C’è da fare un piccolo discorso chiarificatore prima di inoltrarci a parlare di Lonesome Road, questo ottimo album di Doc & Merle Watson (padre e figlio per chi non lo sapesse). Nella recensione del precedente disco di Doc, Doc & The Boys, avevo parlato in termini più che positivi dell’album, sottolineando come ci si trovasse di fronte ad un più che onesto prodotto di country-rock. Lonesome Road non fa che confermare che l’ultimo Watson si è allontanato dalla old-time music, di cui Doc è considerato giustamente uno dei più grandi interpreti, per avvicinarsi al mondo del country-rock, Poco old-time quindi, ma del blues, del country e classici di Mississippi John Hurt (My Creole Belle), di Sister Rosetta Tharpe (Ain’t Nobody’s Fault But Mine), di Jimmie Rodgers (Mean Mama Blues), di Ernest Tubb (la comica I Ain’t Going Honky-tonkin’ Anymore).
Il risultato è stupendo e la chitarra di Doc è ancora una volta eccezionale. Una purezza di suono incredibile ed un swing eccellente che confermano Doc un caposcuola. Molti giovani chitarristi devono molto a Watson a cominciare da Norman Blake che pur bravo ha ancora molta strada da fare per raggiungere il maestro.
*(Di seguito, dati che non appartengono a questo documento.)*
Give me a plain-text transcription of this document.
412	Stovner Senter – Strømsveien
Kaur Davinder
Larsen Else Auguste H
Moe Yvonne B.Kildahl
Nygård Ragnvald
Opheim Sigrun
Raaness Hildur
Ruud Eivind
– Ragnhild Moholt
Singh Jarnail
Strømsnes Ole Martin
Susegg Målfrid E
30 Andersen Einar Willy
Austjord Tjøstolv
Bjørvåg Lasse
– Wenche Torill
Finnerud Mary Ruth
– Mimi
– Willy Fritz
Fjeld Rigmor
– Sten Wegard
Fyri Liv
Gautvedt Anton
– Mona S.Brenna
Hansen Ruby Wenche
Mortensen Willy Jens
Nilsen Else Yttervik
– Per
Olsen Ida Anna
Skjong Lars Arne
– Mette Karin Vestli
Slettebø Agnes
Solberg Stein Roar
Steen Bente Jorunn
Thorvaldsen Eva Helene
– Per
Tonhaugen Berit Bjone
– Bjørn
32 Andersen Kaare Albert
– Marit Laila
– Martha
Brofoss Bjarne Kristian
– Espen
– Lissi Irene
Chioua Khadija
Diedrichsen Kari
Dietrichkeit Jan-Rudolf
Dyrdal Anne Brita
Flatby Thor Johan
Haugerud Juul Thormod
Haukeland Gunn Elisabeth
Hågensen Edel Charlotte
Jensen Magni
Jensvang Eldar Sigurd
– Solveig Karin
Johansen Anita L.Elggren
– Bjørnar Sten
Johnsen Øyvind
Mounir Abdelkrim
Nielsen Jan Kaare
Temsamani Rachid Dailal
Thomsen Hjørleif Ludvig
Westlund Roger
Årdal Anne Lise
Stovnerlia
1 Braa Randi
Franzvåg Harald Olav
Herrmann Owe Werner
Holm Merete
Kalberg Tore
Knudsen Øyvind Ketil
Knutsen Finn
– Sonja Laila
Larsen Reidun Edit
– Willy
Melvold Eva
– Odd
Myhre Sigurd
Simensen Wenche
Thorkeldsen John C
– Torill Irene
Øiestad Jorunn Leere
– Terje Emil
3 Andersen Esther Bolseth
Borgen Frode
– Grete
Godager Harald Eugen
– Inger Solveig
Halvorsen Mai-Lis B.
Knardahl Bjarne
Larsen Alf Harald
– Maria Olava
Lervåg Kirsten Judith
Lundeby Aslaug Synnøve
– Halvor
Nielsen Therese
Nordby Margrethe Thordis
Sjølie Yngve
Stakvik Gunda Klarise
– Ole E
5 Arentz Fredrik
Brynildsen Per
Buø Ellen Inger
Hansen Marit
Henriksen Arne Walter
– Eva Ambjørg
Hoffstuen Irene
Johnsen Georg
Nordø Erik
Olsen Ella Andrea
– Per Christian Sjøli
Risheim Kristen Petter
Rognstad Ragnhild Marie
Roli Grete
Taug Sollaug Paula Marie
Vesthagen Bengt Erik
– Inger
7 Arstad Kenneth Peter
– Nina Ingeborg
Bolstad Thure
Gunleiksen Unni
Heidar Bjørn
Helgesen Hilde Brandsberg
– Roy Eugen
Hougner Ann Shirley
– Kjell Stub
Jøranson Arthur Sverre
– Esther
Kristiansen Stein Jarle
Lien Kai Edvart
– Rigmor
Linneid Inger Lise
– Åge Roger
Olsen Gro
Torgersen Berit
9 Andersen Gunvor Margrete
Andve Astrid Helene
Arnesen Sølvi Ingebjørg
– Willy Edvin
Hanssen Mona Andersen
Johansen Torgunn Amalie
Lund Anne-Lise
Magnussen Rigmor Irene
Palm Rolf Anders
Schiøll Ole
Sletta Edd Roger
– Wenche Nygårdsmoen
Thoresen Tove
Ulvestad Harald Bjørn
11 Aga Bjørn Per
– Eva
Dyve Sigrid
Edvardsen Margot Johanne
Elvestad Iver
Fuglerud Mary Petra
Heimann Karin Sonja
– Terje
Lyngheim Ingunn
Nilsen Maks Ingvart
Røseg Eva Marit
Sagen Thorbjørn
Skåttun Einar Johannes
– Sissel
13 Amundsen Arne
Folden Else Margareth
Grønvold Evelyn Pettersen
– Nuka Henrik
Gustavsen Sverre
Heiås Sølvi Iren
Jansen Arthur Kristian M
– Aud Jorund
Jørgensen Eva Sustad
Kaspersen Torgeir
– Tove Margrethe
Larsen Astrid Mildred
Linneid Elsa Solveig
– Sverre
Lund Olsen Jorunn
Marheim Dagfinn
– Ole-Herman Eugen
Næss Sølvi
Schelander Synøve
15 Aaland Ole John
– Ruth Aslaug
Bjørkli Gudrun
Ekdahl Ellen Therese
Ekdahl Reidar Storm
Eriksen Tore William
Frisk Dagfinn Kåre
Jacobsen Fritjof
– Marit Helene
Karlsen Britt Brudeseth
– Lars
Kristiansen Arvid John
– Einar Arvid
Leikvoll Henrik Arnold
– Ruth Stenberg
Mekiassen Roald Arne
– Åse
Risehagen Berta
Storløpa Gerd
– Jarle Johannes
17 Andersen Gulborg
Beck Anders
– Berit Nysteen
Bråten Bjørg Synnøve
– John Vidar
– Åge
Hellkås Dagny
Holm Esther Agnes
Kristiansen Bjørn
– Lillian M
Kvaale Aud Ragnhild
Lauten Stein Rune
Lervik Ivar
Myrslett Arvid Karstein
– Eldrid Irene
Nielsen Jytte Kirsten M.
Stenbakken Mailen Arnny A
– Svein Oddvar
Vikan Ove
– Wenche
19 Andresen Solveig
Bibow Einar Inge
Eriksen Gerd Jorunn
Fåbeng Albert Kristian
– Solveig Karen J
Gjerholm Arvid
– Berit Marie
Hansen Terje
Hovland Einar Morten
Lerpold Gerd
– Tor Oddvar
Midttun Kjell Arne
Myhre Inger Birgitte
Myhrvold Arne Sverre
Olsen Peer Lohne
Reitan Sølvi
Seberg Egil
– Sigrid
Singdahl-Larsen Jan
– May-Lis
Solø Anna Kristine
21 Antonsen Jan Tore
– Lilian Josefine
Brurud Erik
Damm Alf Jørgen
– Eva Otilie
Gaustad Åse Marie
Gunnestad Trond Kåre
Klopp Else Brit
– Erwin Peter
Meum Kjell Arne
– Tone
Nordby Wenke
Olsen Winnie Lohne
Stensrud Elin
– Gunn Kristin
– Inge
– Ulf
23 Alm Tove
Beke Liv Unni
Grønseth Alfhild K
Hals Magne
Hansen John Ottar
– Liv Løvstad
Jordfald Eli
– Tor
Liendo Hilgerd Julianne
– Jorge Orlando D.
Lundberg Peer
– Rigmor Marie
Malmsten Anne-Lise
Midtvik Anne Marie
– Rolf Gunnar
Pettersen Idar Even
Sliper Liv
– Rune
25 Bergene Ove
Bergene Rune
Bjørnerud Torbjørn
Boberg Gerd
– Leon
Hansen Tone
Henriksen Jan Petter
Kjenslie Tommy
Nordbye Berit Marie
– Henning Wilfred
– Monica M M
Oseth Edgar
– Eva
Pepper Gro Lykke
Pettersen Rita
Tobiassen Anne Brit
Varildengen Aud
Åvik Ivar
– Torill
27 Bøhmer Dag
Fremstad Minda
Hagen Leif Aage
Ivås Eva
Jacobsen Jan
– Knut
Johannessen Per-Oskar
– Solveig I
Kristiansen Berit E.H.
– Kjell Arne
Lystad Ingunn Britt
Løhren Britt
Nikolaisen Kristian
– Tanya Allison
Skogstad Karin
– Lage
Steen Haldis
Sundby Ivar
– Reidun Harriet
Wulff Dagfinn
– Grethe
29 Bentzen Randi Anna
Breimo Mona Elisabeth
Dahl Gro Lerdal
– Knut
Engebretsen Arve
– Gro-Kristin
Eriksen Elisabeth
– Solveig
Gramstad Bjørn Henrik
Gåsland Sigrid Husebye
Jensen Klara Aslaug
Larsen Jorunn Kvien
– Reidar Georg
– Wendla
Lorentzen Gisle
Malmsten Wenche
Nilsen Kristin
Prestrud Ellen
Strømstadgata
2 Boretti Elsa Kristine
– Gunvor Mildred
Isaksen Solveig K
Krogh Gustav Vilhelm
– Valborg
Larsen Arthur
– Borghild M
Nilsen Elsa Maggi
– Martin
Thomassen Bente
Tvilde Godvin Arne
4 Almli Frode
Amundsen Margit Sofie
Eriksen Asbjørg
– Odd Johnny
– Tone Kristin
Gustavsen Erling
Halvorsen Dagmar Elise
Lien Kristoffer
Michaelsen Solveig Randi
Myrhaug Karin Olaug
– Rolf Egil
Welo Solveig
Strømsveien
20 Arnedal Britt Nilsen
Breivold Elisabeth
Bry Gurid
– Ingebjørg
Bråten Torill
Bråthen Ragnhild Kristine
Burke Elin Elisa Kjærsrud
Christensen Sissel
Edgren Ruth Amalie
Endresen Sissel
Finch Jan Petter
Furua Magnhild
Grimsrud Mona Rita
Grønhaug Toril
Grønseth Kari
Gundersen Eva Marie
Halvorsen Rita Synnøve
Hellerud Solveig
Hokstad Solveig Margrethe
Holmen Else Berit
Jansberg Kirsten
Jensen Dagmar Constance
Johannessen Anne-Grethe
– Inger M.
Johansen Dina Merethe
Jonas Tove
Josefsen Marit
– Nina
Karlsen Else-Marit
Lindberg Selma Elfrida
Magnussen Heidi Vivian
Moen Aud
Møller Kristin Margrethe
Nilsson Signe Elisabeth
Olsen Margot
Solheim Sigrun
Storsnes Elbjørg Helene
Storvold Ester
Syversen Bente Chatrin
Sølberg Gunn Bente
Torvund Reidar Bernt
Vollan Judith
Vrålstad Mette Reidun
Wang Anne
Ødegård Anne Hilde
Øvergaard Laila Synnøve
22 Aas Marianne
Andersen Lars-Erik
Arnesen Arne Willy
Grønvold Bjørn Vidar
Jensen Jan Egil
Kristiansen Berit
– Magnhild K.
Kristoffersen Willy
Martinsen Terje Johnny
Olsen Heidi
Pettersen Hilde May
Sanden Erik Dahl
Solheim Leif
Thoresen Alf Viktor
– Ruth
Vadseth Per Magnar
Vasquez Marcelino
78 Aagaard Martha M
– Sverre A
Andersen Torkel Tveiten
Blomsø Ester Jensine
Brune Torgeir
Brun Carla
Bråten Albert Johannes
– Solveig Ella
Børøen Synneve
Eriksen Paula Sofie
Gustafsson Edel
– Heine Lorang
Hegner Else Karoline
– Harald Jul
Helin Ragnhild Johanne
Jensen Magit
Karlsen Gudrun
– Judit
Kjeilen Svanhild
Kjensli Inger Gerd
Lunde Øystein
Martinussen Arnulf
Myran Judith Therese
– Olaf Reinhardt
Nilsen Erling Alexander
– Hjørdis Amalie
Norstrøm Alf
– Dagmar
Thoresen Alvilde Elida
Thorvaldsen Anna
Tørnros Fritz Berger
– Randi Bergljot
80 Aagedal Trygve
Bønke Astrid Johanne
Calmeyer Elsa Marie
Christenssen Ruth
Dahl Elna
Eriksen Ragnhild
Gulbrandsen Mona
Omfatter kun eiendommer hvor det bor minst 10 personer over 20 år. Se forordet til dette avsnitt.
Questo Lonesome Road presenta come già per il precedente disco una veste tipografica assai povera specie se confrontata con i vecchi dischi. Poco o niente è dato sapere sui singoli pezzi. Il disco è dedicato a Gaither Carlton, violinista e banjoista che suonava verso gli anni trenta nel sud-est degli States. Oltre a Doc (chitarra acustica ed armonica) suonano il figlio Merle (slide, acustica e dobro), Karl Himmel (batteria), Michael Coleman (bass), Joe Allen (bass), Bob Wilson (piano). C’è anche una nota di ringraziamento a Bill McEuen ed alla Nitty Gritty in generale. Ottima l’incisione e discreta la cover. Lonesome Road è una delle migliori cose apparse nel ’77. Per quanti volessero andare nel passato consiglio senza alcun timore Doc Watson su Vanguard ed il doppio Memories per la United Artists. Sarà una spesa di cui non vi pentirete.